The rise in rice and fish was partly offset by declines in the price of fruit (down

6 percent) and vegetables (down 15 percent). Prices were also lower for clothing

and in the entertainment sector.

Khin Song, the head of the index bureau at the NIS, said even though inflation was

low, he was still concerned that any increase could harm the poorest.

"Inflation is not good for the economy," he said. "When the prices

in the market increase it is not good for the people, because it makes it difficult

for those with small incomes to buy the things they need."

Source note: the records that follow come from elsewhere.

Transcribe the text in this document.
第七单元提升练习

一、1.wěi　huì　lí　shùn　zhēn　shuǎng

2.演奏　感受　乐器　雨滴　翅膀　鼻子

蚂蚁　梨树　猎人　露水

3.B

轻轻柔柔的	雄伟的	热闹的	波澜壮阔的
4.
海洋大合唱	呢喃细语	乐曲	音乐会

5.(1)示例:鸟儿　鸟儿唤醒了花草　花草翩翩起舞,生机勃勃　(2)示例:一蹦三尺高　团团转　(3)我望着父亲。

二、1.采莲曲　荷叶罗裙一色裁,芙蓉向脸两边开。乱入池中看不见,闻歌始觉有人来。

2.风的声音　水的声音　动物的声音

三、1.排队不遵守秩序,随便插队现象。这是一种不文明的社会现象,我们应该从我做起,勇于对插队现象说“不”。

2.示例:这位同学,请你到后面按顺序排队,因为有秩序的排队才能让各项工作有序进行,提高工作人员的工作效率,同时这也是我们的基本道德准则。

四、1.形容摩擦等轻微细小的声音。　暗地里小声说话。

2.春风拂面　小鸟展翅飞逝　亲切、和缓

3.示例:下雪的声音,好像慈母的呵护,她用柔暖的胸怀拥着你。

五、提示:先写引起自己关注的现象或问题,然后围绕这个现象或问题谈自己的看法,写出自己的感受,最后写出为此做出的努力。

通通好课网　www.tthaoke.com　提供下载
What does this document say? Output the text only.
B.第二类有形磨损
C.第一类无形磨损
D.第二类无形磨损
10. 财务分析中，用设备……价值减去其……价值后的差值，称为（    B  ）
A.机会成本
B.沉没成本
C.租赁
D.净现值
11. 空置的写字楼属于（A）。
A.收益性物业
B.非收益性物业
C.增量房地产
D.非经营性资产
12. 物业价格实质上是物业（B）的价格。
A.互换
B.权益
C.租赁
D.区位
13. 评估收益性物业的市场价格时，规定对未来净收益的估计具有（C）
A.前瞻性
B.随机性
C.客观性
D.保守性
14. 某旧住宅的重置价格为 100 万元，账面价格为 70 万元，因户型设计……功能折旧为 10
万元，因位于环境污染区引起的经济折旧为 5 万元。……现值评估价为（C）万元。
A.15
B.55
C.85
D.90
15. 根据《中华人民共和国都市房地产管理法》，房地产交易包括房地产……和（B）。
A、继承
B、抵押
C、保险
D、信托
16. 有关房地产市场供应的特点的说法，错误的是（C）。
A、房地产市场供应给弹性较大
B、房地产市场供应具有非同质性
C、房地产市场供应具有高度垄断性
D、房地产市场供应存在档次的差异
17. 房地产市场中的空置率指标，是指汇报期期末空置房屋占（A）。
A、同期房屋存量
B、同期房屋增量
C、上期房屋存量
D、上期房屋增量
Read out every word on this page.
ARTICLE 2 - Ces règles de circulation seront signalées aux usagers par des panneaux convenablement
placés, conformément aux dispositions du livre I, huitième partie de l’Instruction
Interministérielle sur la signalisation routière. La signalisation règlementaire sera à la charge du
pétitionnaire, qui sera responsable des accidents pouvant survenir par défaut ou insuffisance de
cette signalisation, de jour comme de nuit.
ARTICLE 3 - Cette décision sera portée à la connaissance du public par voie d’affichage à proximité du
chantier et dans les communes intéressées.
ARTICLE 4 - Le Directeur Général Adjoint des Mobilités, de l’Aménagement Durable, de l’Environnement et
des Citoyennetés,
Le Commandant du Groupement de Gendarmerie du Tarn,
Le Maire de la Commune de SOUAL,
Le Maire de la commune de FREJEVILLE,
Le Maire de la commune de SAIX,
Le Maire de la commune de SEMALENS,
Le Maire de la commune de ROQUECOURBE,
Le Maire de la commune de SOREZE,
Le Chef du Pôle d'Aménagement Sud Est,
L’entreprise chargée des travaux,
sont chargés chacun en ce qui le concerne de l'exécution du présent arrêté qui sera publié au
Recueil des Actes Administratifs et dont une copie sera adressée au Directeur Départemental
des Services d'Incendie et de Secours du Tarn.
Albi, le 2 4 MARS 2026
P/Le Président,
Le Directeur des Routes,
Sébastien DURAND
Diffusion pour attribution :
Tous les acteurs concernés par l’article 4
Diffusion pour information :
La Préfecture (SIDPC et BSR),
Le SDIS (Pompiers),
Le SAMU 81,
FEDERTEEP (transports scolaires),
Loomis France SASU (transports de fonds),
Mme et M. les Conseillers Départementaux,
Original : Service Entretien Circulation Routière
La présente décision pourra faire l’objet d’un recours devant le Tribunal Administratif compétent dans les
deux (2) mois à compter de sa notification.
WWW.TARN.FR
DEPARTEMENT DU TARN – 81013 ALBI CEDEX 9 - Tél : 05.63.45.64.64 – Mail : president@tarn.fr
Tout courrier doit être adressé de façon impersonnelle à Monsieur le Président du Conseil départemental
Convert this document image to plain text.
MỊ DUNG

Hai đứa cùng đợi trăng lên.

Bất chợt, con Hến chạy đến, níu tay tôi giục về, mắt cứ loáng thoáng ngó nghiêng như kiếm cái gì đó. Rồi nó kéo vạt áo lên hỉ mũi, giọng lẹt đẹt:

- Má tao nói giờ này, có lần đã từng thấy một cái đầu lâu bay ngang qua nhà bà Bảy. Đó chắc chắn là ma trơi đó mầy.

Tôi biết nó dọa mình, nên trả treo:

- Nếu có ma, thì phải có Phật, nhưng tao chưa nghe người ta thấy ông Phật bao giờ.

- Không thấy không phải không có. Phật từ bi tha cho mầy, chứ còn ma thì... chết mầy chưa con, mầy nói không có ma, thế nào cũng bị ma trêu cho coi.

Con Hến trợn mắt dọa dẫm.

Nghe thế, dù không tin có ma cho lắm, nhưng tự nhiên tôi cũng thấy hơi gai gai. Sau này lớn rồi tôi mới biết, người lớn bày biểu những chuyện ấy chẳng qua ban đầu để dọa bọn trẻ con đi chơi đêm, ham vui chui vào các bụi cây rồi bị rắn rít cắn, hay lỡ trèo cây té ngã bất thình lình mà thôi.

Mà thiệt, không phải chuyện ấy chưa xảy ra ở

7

Song said the boom in the garment industry had cut the price of clothes and shoes

by 5 percent.

"In Cambodia we have factories making lots of clothes," he said. "The

price of clothes imported from Thailand has gone up, but now a lot of clothes on

the market have been made in Cambodia."

Cheap imports of electronic goods from Thailand and Malaysia also helped consumers,

Song said, but stressed it was sometimes difficult to give precise reasons for all

fluctuations.

"In Cambodia, [the price] is up to the seller, and it is difficult to analyze

the exact cause of price rises," he said.

Transport, worth around one-tenth of the basket, was up 4 percent. Medical care saw

a small increase of 1.4 percent, whereas costs associated with education fell by

2.9 percent.

Abbasi stressed the figures were representative of just 8 percent of the country's

population, as the CPI only used figures from five markets in Phnom Penh.

Although there is no inflation index covering rural areas - where 85 percent of the

population lives - Abbasi said the NIS was working to produce figures for five provincial

towns. Those results are expected next month.

"Eventually we will produce [an urban CPI] and it will give us a much better

indication of urban inflation," he said.